BRONXVILLE, N.Y. Residents waited two hours for an opportunity to address the Bronxville Library Board about the lawsuit between Bronxville Library Director Laura Eckley and the Village of Bronxville.
The Wednesday night meeting was the first time the board met since a lawsuit was filed in mid-December by Eckley after, according to her suit, the village board first passed a resolution to raise her salary in October, then rescinded the raise without cause or notice a month later.
While most members of the library board refused to speak about the lawsuit, former board president Sean Abbott, who has been on the board since 2008 longer than any of the other seven board members said he was "terribly and personally embarrassed by the behavior of his colleagues."
"I support the library and this whole incident is inexplicable," Abbott said. "I don't understand how it happened and why it happened, and I was in the room.
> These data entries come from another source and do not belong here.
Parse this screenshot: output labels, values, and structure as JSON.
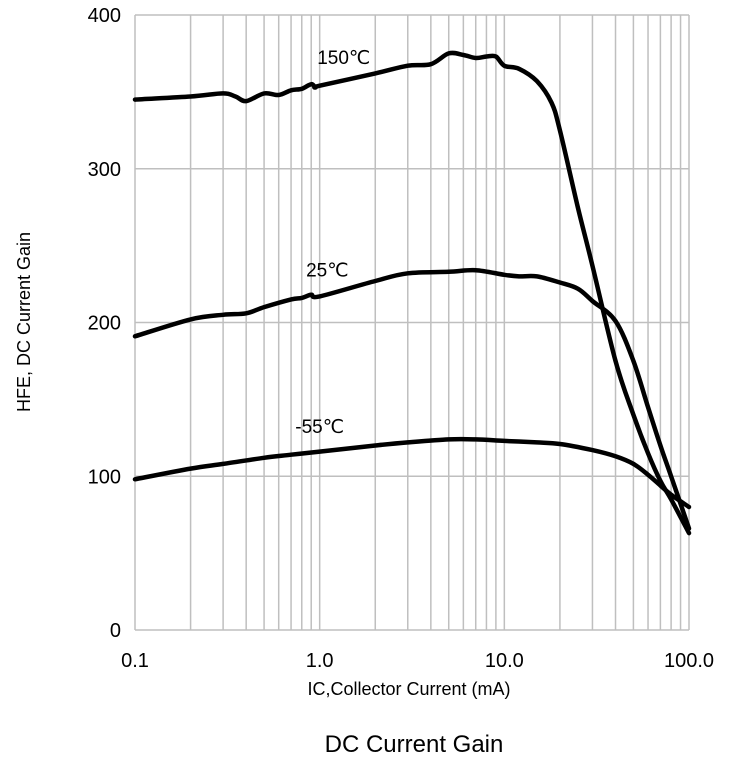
{
  "chart_data": {
    "type": "line",
    "title": "DC Current Gain",
    "xlabel": "IC,Collector Current (mA)",
    "ylabel": "HFE, DC Current Gain",
    "xscale": "log",
    "xlim": [
      0.1,
      100
    ],
    "ylim": [
      0,
      400
    ],
    "xticks": [
      0.1,
      1.0,
      10.0,
      100.0
    ],
    "xtick_labels": [
      "0.1",
      "1.0",
      "10.0",
      "100.0"
    ],
    "yticks": [
      0,
      100,
      200,
      300,
      400
    ],
    "ytick_labels": [
      "0",
      "100",
      "200",
      "300",
      "400"
    ],
    "grid": true,
    "series": [
      {
        "name": "150℃",
        "x": [
          0.1,
          0.2,
          0.3,
          0.35,
          0.4,
          0.5,
          0.6,
          0.7,
          0.8,
          0.9,
          0.95,
          1.0,
          2.0,
          3.0,
          4.0,
          5.0,
          6.0,
          7.0,
          8.0,
          9.0,
          10.0,
          12.0,
          15.0,
          18.0,
          20.0,
          25.0,
          30.0,
          40.0,
          50.0,
          60.0,
          70.0,
          80.0,
          100.0
        ],
        "y": [
          345,
          347,
          349,
          347,
          344,
          349,
          348,
          351,
          352,
          355,
          353,
          354,
          362,
          367,
          368,
          375,
          374,
          372,
          373,
          373,
          367,
          365,
          357,
          343,
          325,
          275,
          237,
          175,
          140,
          115,
          97,
          85,
          63
        ]
      },
      {
        "name": "25℃",
        "x": [
          0.1,
          0.2,
          0.3,
          0.4,
          0.5,
          0.7,
          0.8,
          0.9,
          1.0,
          2.0,
          3.0,
          5.0,
          7.0,
          10.0,
          12.0,
          15.0,
          20.0,
          25.0,
          30.0,
          40.0,
          50.0,
          60.0,
          70.0,
          80.0,
          100.0
        ],
        "y": [
          191,
          202,
          205,
          206,
          210,
          215,
          216,
          218,
          217,
          227,
          232,
          233,
          234,
          231,
          230,
          230,
          226,
          222,
          214,
          201,
          175,
          145,
          120,
          100,
          66
        ]
      },
      {
        "name": "-55℃",
        "x": [
          0.1,
          0.2,
          0.3,
          0.5,
          0.7,
          1.0,
          2.0,
          3.0,
          5.0,
          7.0,
          10.0,
          15.0,
          20.0,
          30.0,
          40.0,
          50.0,
          60.0,
          70.0,
          80.0,
          100.0
        ],
        "y": [
          98,
          105,
          108,
          112,
          114,
          116,
          120,
          122,
          124,
          124,
          123,
          122,
          121,
          117,
          113,
          108,
          101,
          94,
          88,
          80
        ]
      }
    ],
    "annotations": [
      {
        "text": "150℃",
        "x": 1.35,
        "y": 368
      },
      {
        "text": "25℃",
        "x": 1.1,
        "y": 230
      },
      {
        "text": "-55℃",
        "x": 1.0,
        "y": 128
      }
    ]
  }
}
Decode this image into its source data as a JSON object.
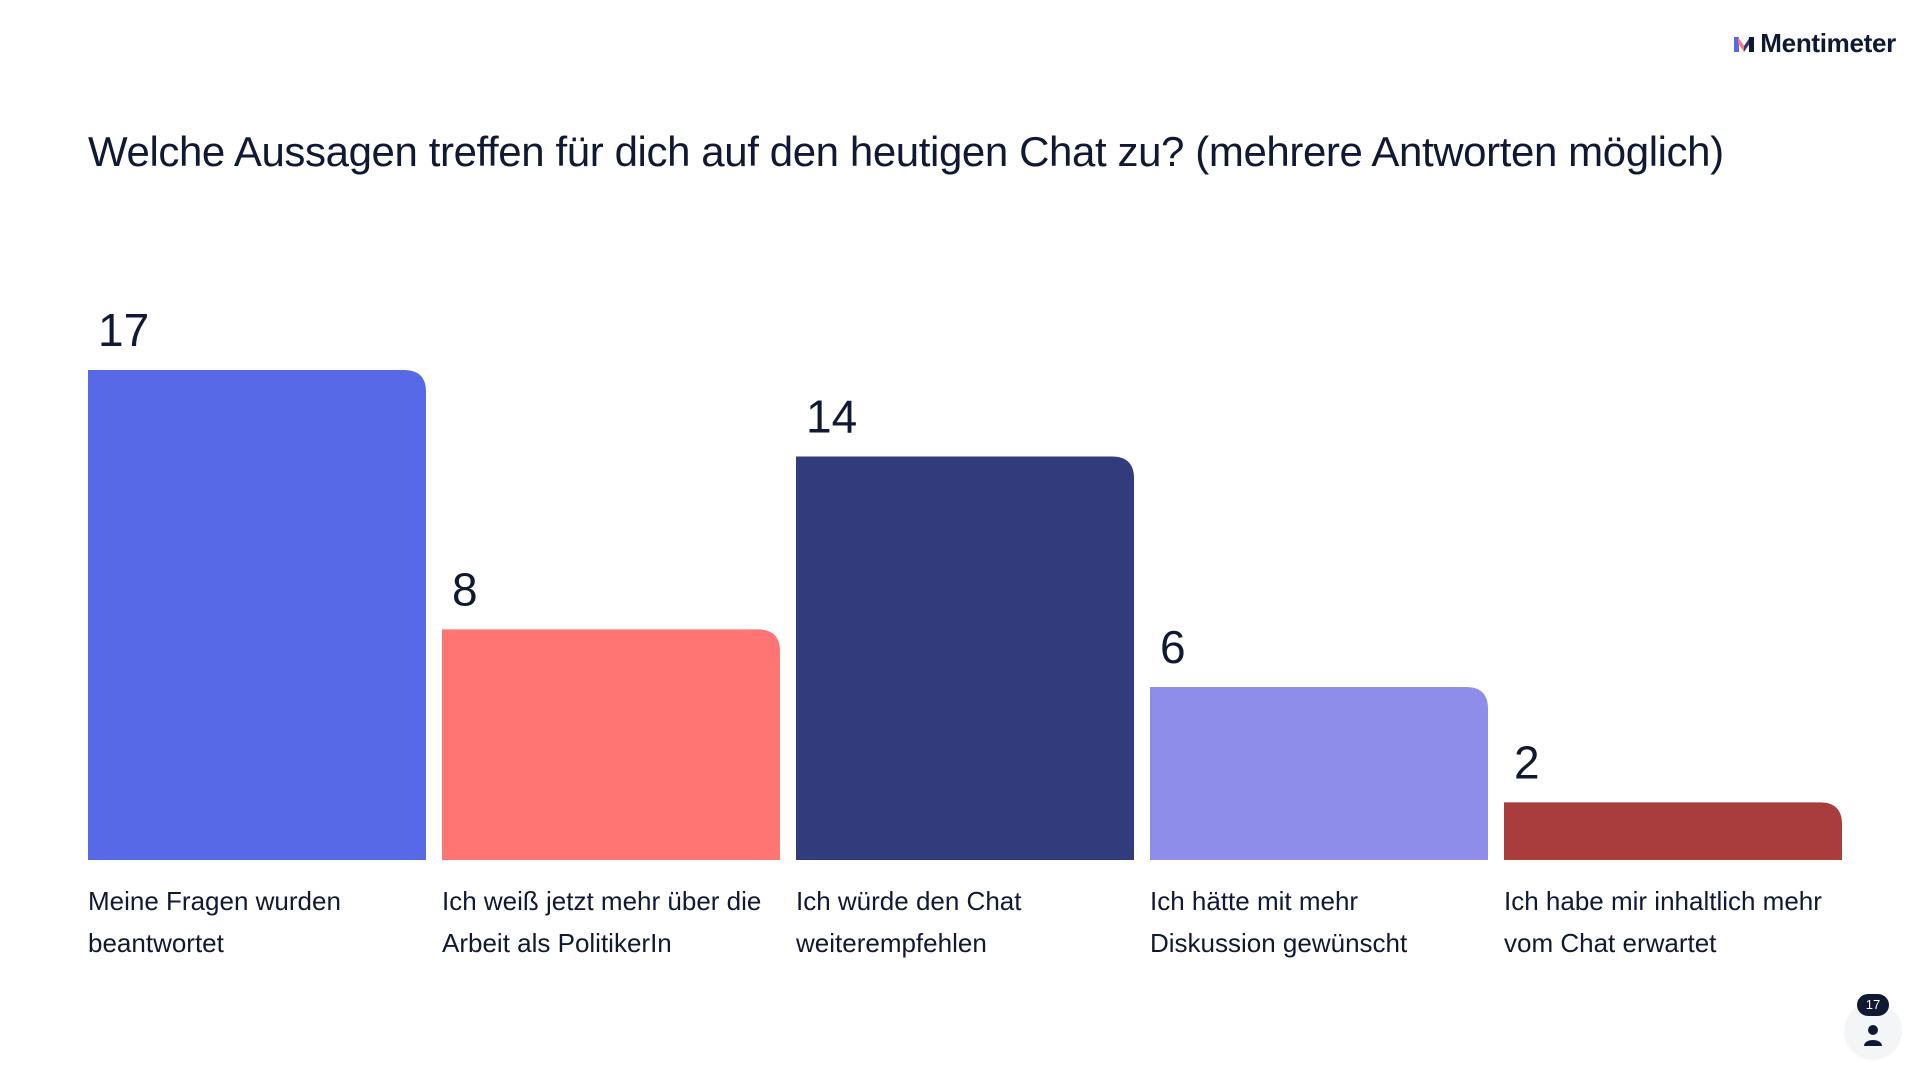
{
  "brand": {
    "name": "Mentimeter",
    "icon": "mentimeter-logo-icon"
  },
  "title": "Welche Aussagen treffen für dich auf den heutigen Chat zu? (mehrere Antworten möglich)",
  "chart_data": {
    "type": "bar",
    "title": "Welche Aussagen treffen für dich auf den heutigen Chat zu? (mehrere Antworten möglich)",
    "xlabel": "",
    "ylabel": "",
    "ylim": [
      0,
      17
    ],
    "grid": false,
    "categories": [
      "Meine Fragen wurden beantwortet",
      "Ich weiß jetzt mehr über die Arbeit als PolitikerIn",
      "Ich würde den Chat weiterempfehlen",
      "Ich hätte mit mehr Diskussion gewünscht",
      "Ich habe mir inhaltlich mehr vom Chat erwartet"
    ],
    "values": [
      17,
      8,
      14,
      6,
      2
    ],
    "colors": [
      "#5769e7",
      "#ff7573",
      "#323c7c",
      "#8e8de9",
      "#a93c3c"
    ]
  },
  "responses": {
    "count": "17",
    "icon": "person-icon"
  }
}
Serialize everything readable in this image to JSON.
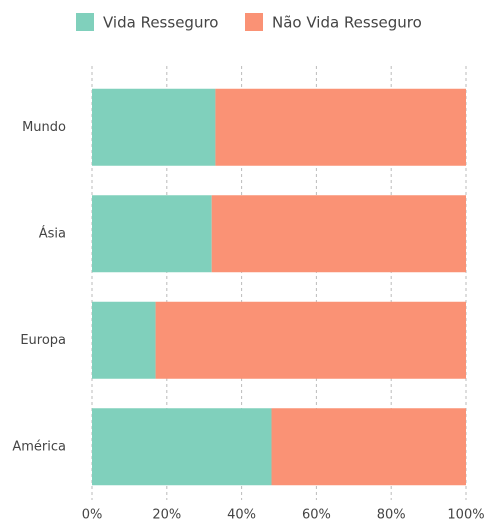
{
  "chart_data": {
    "type": "bar",
    "orientation": "horizontal",
    "stacked": true,
    "categories": [
      "Mundo",
      "Ásia",
      "Europa",
      "América"
    ],
    "series": [
      {
        "name": "Vida Resseguro",
        "color": "#80d0bc",
        "values": [
          33,
          32,
          17,
          48
        ]
      },
      {
        "name": "Não Vida Resseguro",
        "color": "#fa9275",
        "values": [
          67,
          68,
          83,
          52
        ]
      }
    ],
    "xlim": [
      0,
      100
    ],
    "xticks": [
      {
        "value": 0,
        "label": "0%"
      },
      {
        "value": 20,
        "label": "20%"
      },
      {
        "value": 40,
        "label": "40%"
      },
      {
        "value": 60,
        "label": "60%"
      },
      {
        "value": 80,
        "label": "80%"
      },
      {
        "value": 100,
        "label": "100%"
      }
    ],
    "grid": true,
    "legend": "top"
  }
}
I am hoping I can find out and resolve the situation quickly."
Bronxville resident Maggie Bop, a member of the Friends of the Bronxville Library, said she was "nothing but impressed with Laura Eckley." Her words, she insisted, were of her own personal belief, not on behalf of the Friends group, which raises money to support library activities and programs.
Bop said she has been stopped on the street by fellow residents who are upset about the controversy at the Bronxville Library.
"Everyone has egg on their face about this," Bop told the board.
But Bop said she is also worried about how the controversy will impact the reputation and the continued support of the library by generous benefactors.
"Donations have doubled in the last few years," said Bop, who has been a member of the Friends group for four years and has served as its treasurer for the last two. "That has allowed us to support many events and programs."
The library board is an eight-member unpaid board, each of whom are appointed by the Bronxville Village for three-year terms. The board sets policy and disburses the budget within the library. As director, Eckley oversees 31 employees and approximately 750 programs and events.
Richard O'Connell is a longtime Bronxville resident who urged the board to use common sense when dealing with the situation to save money and the librarys reputation.
I urge the library board to set down and think about the effect this is having and settle things expeditiously," OConnell said.
Resident Ed Barr said he usually does not get involved in town business unless it is really extraordinary.
"I have never seen a board vote and agree on giving a salary increase and then rescinding that increase," Barr said. "This is not the way to run an organization, a village or a library."
When residents wanted to know why the board made the decision to take away Eckley's raise, Abbott and other board members said the lawyers representing the village advised them not to speak about the matter.
"Now we have to shut up because we are paying lawyers instead of librarians," said Abbott.
Eckley declined comment but earlier in the week, her attorney, Anthony Pirotti, called the actions of the board "ridiculous and disgraceful."
"Laura Eckley did not seek a raise from the village," Pirotti said. "She was rewarded a raise by the board because of the very good job she does. Then, without any change in her performance or any other circumstances that would merit such a change, the board took the raise away."